According to the joint team of Cameroonian and French researchers, the findings offer new insights into how Cameroonians embraced nationalist ideas, guided by key leaders such as Ruben Um Nyobe, Félix-Roland Moumié, Abel Kingué, and Ernest Quandié, particularly in the South and West of the country and in lesser-known areas. It underscores why the French authorities could not impede the UPC’s success, prompting them to resort to a range of legal, illegal, and violent methods to counter this influence.
“We hope that this report, for which we have worked—drawing from an already rich historiography, advancing new analyses, and exploring new archives, both public and private, from Cameroon and France—will be useful to all those who were unaware of this sad colonial past shared with Cameroon, particularly in France,”
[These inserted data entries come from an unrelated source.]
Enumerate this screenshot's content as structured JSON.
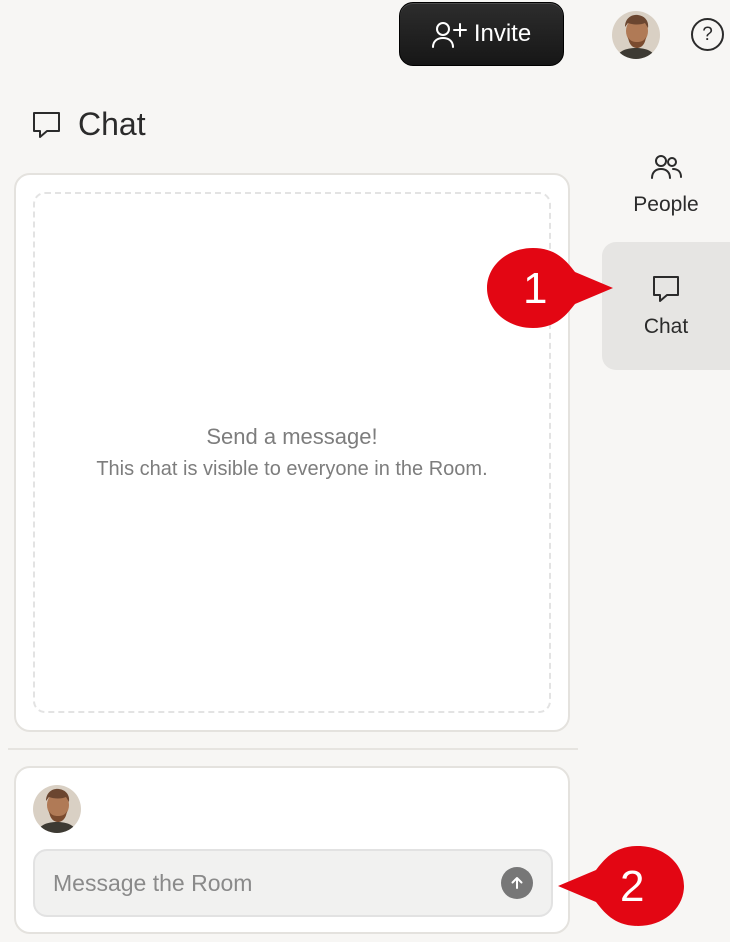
{
  "header": {
    "invite_label": "Invite",
    "help_label": "?"
  },
  "chat_heading": {
    "title": "Chat"
  },
  "sidebar": {
    "tabs": [
      {
        "label": "People",
        "icon": "people-icon",
        "active": false
      },
      {
        "label": "Chat",
        "icon": "chat-bubble-icon",
        "active": true
      }
    ]
  },
  "messages": {
    "empty_title": "Send a message!",
    "empty_subtitle": "This chat is visible to everyone in the Room."
  },
  "composer": {
    "placeholder": "Message the Room",
    "value": ""
  },
  "annotations": {
    "callout_1": "1",
    "callout_2": "2",
    "color": "#e30613"
  },
  "colors": {
    "background": "#f7f6f4",
    "invite_button": "#1e1e1e",
    "active_tab": "#e6e5e3",
    "send_button": "#777777"
  }
}
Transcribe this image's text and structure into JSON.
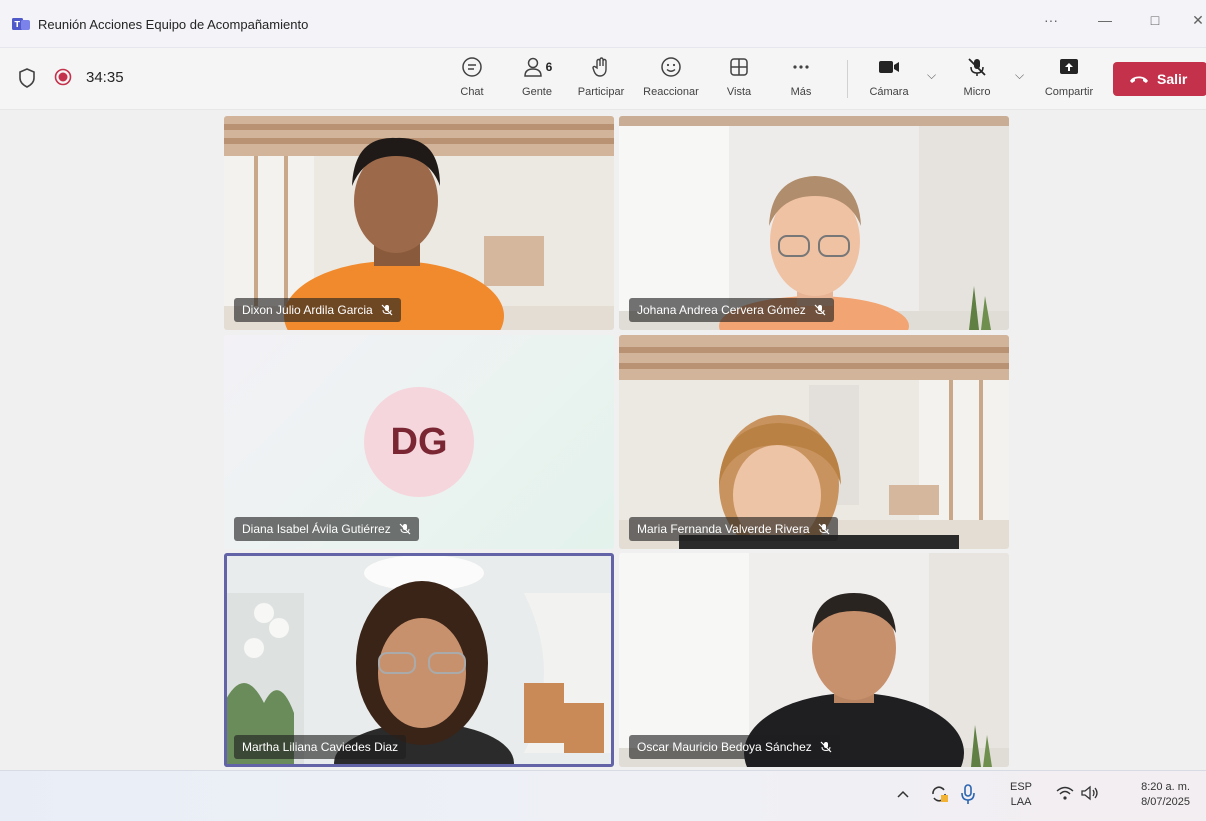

The role of colonial authorities in the battle of public opinion launched after May 1955 is also highlighted, where anti-UPC sentiments were fostered through the press, labeling the movement as a terrorist to further delegitimize its political project. Following the ban on the UPC, police repression continued throughout the territory. The report notes that approximately fifty women were tried and sentenced between 1956 and 1958 for their political activities following the dissolution of UPC political organizations. While they faced a fate similar to that of male activists, they were also subjected to different modes of repression.
The report discusses the French authorities’ involvement in the Cameroonian transition process from 1958 to 1964, particularly favoring Ahmadou Ahidjo’s ascent as Prime Minister in February 1958 and subsequently as President. It emphasizes how Ahidjo, along with his government and several Cameroonian political leaders, constructed an autocratic regime with the support of French authorities, represented by advisors and administrators who endorsed the repressive measures then adopted.
The 14 researchers express hope that this document will provide a solid foundation for those interested in studying the relations between France and Cameroon or the history of Cameroon, and more generally, the colonial history of France in Africa.